Résigne-toi encore un peu
A être heureuse !
(Poèmes de la Vie et de la Mort p.30) II/94
Au mois d'amour
Au mois d'amour
Le vieux vent asthmatique
Repeint à neuf les petites pervenches
Qui habitent le bois depuis trente mille ans,
Il brise les vitres du lac
Où les carpes ont vécu sous scellés.
Dans les buissons ardents Dieu reparaît,
Des fiers glaciers descend l'éternité.
Oh je sui sûr , ma bien-aimée,
Il ne peut rien nous arriver,
Notre sourire
Ressuscite la vie,
Notre sourire
Fera mourir la mort.
(Poèmes de la Vie et de la Mort p.31) II/101
Pourquoi attendre que la terre noire
Pourquoi attendre que la terre noire
Cisèle nos profils !
L'éternité est seule
Dans ton rire qui fuse !
Je ne crois plus au silence des pierres :
Je crois aux rossignols qui imitent ta voix,
Aux antilopes qui copient tes pas,
Les tournesols sont les horloges du bonheur,
Et cet unique crépuscule
Où les dieux mêmes devinrent jaloux
D'un baiser fait de miel et d'électricité,
Vaut plus que les siècles des siècles !
(Poèmes de la Vie et de la Mort p.32) II/96
39 degrés
39 degrés
Un carnaval de fièvre et d'écarlate
Eclate dans ta tête,
Une fête intense s'y déroule,
Des ombres enflammées t'embrassent,
Les dieux ivres t'emportent
Vers les monts de la mort !
Et moi, dans ma prison de chair,
Souffrant d'une santé normale
Dans le froid quotidien,
Captif derrière les barreaux de la pluie
J'assiste à ton orgie,
Comme devant une baraque de mystère
Un pauvre, les pieds dans la boue.
Tu ne me connais plus,
Enguirlandée de rêves,
Couronnée d'aspirines et d'étoiles,
Au bal des géants et des nains :
Déjà grosse d'un démiurge,
Peut-être me méprises-tu,
Moi qui veux que tu vives et prennes ce tilleul.

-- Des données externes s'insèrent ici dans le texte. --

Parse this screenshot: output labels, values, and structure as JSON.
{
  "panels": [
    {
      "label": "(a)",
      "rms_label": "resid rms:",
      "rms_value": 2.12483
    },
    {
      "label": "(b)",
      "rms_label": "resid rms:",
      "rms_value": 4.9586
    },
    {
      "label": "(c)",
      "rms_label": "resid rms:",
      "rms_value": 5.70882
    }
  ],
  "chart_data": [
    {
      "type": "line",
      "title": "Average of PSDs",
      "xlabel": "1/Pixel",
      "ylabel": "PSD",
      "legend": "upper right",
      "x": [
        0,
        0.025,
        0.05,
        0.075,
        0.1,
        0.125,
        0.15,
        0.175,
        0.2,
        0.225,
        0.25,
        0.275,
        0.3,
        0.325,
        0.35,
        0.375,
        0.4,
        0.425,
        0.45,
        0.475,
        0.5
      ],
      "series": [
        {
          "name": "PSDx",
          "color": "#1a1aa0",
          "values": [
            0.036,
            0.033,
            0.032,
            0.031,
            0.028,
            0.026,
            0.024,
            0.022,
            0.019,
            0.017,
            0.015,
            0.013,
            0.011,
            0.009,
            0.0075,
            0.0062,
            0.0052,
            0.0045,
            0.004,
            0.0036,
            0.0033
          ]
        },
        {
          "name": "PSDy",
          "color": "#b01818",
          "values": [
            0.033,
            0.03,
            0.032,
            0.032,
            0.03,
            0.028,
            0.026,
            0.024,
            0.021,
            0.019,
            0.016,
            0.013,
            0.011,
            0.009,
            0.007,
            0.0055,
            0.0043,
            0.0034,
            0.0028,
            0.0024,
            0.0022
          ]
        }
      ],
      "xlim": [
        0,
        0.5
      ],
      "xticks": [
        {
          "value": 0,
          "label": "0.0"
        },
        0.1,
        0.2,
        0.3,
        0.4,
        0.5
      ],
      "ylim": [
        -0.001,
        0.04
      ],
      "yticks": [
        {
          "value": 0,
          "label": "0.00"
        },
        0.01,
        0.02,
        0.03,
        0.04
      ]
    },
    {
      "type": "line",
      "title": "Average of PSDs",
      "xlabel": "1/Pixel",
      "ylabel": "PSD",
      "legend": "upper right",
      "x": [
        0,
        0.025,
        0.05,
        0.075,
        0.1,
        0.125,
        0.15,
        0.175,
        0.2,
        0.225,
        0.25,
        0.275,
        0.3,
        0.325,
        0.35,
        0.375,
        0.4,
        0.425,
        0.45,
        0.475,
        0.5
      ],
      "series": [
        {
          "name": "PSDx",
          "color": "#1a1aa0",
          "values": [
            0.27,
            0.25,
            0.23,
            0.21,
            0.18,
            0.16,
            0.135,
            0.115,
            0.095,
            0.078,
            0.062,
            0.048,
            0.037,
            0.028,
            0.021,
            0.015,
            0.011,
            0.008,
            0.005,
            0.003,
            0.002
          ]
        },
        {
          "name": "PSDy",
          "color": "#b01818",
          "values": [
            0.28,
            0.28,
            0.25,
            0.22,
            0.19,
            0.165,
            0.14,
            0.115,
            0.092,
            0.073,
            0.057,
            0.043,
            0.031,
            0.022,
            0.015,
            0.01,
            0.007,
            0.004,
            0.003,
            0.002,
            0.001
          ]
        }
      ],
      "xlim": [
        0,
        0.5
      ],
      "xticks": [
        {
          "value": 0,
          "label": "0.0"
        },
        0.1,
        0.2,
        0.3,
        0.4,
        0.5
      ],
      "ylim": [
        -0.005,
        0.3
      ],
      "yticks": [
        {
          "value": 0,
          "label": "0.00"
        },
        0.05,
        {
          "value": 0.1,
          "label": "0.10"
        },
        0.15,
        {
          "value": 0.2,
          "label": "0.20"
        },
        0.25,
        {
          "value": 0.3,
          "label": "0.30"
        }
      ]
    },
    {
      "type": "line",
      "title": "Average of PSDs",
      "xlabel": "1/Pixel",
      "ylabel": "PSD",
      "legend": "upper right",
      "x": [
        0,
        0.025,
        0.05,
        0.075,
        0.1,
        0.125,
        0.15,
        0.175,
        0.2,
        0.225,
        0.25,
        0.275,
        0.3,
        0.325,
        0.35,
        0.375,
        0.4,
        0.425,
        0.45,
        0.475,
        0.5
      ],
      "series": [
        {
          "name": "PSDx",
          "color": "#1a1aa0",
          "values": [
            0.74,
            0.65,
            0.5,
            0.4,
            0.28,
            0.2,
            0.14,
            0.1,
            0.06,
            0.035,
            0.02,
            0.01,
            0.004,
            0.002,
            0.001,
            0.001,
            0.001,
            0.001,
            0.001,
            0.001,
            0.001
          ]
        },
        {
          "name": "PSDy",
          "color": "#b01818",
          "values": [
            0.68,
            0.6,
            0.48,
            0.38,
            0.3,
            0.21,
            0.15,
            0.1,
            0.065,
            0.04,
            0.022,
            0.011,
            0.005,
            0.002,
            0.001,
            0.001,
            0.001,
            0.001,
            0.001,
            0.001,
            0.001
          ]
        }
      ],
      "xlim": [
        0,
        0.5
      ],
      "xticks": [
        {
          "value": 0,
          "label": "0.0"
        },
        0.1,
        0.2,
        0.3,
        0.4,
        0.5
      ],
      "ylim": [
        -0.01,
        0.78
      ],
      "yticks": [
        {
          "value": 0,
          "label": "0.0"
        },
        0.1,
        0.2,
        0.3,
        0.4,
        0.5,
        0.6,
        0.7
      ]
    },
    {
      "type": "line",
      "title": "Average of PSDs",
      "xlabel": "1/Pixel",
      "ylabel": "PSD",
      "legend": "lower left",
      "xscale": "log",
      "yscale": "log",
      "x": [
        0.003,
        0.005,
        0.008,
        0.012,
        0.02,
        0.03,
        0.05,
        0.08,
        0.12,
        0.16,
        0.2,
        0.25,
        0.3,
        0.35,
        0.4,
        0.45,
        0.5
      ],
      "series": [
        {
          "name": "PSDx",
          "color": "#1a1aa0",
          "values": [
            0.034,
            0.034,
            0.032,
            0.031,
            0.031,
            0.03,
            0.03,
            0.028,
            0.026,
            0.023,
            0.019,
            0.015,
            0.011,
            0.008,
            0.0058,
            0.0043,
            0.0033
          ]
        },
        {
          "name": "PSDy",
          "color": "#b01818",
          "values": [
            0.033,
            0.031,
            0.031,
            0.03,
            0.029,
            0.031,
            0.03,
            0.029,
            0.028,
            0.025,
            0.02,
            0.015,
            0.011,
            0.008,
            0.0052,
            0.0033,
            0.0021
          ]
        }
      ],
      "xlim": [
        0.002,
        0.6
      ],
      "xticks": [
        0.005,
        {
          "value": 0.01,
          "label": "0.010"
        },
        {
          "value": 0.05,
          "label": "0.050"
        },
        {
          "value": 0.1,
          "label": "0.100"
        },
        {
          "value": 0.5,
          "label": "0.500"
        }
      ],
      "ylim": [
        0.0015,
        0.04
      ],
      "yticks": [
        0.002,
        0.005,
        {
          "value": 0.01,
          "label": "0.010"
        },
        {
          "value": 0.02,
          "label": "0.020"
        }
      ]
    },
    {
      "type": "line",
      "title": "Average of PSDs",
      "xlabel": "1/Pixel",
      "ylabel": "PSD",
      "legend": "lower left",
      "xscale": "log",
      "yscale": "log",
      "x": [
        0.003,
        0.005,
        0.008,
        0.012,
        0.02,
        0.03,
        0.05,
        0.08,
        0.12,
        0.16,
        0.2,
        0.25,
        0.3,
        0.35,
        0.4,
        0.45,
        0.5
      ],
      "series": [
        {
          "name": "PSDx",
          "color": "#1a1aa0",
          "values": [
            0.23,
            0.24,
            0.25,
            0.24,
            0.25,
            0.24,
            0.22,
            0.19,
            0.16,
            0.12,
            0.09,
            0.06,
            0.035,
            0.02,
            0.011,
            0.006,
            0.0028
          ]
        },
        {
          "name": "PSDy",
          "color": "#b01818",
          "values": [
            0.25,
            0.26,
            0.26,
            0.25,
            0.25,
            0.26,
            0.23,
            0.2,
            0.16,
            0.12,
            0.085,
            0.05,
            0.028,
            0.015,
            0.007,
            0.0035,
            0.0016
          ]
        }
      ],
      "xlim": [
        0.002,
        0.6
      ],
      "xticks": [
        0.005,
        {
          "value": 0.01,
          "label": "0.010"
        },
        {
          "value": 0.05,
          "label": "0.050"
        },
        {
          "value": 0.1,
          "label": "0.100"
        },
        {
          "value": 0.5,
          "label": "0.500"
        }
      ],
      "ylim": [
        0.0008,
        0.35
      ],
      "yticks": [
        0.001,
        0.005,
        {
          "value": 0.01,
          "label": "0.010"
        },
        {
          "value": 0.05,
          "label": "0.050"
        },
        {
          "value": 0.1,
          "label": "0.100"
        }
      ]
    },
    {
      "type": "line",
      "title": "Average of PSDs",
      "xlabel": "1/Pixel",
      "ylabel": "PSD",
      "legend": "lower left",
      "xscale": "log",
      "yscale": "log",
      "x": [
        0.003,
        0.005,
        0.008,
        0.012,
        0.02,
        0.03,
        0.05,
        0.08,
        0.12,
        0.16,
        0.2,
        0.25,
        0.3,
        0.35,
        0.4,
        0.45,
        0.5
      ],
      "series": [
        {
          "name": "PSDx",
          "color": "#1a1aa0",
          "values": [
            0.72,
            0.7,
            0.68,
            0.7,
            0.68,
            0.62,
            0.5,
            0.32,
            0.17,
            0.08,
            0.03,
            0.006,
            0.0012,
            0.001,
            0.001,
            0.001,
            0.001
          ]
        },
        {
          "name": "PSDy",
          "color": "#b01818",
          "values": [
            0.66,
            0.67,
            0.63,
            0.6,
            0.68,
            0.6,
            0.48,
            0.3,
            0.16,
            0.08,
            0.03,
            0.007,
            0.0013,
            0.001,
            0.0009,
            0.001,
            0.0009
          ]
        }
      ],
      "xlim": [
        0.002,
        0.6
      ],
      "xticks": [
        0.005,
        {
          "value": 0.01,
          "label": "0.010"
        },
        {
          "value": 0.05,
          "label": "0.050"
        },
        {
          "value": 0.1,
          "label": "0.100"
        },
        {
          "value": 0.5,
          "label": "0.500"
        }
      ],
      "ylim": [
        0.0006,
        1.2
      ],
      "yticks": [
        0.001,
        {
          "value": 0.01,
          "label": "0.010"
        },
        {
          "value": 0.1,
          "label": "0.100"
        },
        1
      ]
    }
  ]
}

(Poèmes de la Vie et de la Mort p.33) II/102
Tu ne me connais plus
Enguirlandée de rêves,
Couronnée d'aspirine et d'étoiles
Au bal des géants et des nains :
Déjà grosse d'un démiurge !
Peut-être me méprises-tu,
Moi qui veux que tu vives et prennes ce tilleul .
(Poèmes de la Vie et de la Mort p.34) II/102
Attends! Attends!
Attends ! Attends !
Ne t'en vas pas si seule dans la nuit,
Le grand manteau de vent ne te suffira pas,
Et tes mains blanchiront encore au chlore de lune....
Ecoute ! Ecoute
La plainte bleue des violettes,
Et les conseils des pierres
Qui savent que la mort est inutile !
Où donc fuis-tu
Un sanglot chaud pressé sur la poitrine ?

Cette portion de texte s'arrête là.